Estonian Literature

I was proper excited when I stumbled across a small poetry section in Rahva Raamat, a bookstore in Tallinn at the back of a swanky shopping centre, where young and fashionable Estonian girls hang out, pout, flick their straight, pale blonde hair back over their slight shoulders and push their pooches back into their handbags. The men are nearly as bad, with their immaculate chinos and styled quiffs. The first book I picked up was The Drums of Silence by Kristiina Ehin, one of Estonia’s most respected poets. She had me after I’d scanned a single page of her astonishingly brilliant book.

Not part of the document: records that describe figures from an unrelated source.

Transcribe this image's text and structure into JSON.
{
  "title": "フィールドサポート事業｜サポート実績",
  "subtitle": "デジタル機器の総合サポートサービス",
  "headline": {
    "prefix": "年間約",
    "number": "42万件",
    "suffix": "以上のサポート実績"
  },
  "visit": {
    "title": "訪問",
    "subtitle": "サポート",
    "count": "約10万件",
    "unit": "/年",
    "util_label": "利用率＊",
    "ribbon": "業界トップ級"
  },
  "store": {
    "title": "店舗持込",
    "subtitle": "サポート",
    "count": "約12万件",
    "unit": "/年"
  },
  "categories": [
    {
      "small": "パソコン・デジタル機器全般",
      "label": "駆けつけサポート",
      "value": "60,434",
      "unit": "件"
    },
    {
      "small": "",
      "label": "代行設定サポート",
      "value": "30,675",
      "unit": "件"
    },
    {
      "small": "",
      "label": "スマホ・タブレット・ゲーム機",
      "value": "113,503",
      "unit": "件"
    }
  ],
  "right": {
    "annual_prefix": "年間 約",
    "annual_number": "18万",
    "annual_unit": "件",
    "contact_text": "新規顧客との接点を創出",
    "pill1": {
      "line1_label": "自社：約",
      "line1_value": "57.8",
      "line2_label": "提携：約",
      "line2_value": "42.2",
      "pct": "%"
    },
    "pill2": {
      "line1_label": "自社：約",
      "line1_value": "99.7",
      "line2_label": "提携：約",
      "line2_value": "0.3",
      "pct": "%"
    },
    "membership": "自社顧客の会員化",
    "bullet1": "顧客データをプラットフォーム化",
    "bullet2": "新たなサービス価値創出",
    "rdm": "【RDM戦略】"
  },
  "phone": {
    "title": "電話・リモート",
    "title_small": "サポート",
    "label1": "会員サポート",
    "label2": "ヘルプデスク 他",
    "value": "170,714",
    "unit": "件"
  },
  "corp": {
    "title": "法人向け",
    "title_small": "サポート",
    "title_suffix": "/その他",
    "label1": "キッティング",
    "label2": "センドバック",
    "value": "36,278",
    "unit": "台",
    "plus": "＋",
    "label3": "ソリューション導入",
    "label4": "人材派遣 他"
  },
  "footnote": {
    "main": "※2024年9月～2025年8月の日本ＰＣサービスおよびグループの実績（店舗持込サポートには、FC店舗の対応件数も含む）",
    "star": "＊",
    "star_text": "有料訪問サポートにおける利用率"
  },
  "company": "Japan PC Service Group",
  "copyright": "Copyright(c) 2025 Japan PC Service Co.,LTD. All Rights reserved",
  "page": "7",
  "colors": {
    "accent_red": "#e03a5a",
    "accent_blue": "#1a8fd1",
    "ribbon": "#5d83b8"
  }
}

I’d already decided that I wanted to interview Ehin before I’d reached the counter. (For the record, books are about the same price as they are in England, unfortunately. Else I would have splurged  out and bought all her other works.) I’m going to write a review of the book once I’ve re-read it.

Beautiful poet.

I decided to buy The Dedalus Book of Estonian Literature for numerous reasons. One, because I’m always on the prowl to find ways in which to build my knowledge on literature  and writers from other countries. This book seems the perfect thing to help me do exactly that, brimming with fiction from the end of the nineteenth century right until the present day. I bloody adore the illustration on the front, too. I first encountered  Juri Arrak’s work when I discovered the Estonian folk band Metsatoll, who have intertwined their music with his imagery.